Eosin Y‑Based Metal–Organic Framework Synergistic with Cobalt(II) Complex for Hydrogen Evolution through Photoinduced Intermolecular Electron Transfer

• Published in: Inorganic chemistry Vol. 62; no. 51; pp. 21424 - 21431
• Main Authors: Zheng, Hao, Pei, Li, Bai, Jianguo, Wu, Pengyan, Zhao, Xiaoli, Yang, Yan, Chen, Zeyuan, Zhang, Moxi, Wang, Jian
• Format: Journal Article
• Language: English
• Published: United States American Chemical Society 25.12.2023
• ISSN: 0020-1669; 1520-510X; 1520-510X
• DOI: 10.1021/acs.inorgchem.3c03564

Photocatalytic hydrogen evolution reaction (HER) is a promising approach for producing clean energy and has the potential to play an important role in the transition toward a more sustainable and environmentally friendly energy system. Optimizing the photoinduced electron transfer (PET) process and increasing visible-light utilization play a central role in photocatalysis. Herein, we built a novel Eosin Y-based metal–organic framework (Zn-EYTP) by synergizing a cobalt­(II) complex for boosting the H2 evolution efficiency through photoinduced intermolecular electron transfer. Under optimized conditions, the maximum H2 evolution efficiency for Zn-EYTP was determined to be a turnover number (TON) value of 11,100 under green LED irradiation. And the synthesized Zn-EYTP photocatalysts could be easily recycled to restore the initial photocatalytic activity even after 3 cycles.

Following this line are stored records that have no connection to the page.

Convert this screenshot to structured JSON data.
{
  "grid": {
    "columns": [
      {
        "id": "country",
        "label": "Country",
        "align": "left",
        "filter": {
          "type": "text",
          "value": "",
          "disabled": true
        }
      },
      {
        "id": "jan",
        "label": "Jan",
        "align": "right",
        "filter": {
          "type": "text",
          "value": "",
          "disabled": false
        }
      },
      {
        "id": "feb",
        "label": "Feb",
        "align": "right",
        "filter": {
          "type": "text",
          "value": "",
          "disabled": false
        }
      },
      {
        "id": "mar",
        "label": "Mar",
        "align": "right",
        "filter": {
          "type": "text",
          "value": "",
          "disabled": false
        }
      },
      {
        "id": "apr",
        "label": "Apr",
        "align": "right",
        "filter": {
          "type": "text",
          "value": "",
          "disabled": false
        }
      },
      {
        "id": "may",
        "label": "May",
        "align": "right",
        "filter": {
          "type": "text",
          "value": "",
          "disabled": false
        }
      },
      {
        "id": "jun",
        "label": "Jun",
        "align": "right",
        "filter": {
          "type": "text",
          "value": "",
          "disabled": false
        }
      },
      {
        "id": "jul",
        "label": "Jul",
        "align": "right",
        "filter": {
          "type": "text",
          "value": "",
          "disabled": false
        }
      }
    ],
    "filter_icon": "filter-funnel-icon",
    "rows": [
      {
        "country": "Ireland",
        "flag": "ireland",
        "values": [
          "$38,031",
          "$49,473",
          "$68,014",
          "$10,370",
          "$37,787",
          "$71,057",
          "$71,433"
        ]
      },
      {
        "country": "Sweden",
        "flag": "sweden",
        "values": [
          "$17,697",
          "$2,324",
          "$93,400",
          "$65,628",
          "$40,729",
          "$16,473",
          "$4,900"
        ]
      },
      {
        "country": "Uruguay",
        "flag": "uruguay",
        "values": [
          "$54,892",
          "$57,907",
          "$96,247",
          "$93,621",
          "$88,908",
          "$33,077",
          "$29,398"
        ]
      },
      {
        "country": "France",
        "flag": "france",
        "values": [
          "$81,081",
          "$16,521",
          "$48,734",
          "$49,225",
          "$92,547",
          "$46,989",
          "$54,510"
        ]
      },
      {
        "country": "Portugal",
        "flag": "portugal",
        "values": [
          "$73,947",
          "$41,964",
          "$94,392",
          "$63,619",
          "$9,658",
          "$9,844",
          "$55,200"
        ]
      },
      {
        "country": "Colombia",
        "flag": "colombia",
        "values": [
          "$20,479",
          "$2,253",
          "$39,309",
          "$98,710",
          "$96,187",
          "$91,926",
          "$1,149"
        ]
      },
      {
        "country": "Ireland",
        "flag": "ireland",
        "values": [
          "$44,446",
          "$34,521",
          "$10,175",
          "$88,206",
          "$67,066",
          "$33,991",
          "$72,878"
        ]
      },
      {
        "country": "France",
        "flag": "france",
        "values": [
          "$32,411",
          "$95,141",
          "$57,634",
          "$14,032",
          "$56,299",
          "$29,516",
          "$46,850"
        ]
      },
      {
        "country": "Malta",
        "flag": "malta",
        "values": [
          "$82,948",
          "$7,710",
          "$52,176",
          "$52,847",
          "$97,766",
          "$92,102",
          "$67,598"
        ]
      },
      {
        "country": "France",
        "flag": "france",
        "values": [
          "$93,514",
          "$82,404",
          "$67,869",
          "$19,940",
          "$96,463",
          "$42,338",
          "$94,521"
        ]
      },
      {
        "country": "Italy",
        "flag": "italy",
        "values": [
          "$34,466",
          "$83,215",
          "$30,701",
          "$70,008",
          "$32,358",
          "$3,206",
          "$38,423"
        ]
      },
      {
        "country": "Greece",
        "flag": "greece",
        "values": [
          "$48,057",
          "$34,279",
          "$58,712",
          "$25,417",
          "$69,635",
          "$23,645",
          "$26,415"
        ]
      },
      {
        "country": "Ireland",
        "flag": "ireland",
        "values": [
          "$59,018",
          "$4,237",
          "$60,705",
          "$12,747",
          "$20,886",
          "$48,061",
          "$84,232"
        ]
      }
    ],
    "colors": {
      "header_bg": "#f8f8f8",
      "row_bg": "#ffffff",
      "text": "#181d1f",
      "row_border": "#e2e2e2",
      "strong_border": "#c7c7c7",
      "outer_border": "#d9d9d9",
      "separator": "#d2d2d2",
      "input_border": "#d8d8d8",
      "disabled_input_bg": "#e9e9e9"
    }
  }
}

Detailed studies reveal that the significantly enhanced HER activity in Zn-EYTP could be ascribed to the effective separation of photogenerated charges and the synergistic intermolecular interaction between Zn-EYTP and [Co­(bpy)3]­Cl2. The present work enables a deeper understanding of the importance of the PET process for enhanced HER photocatalytic activities, which will provide a viable strategy for the development of highly efficient photocatalysts.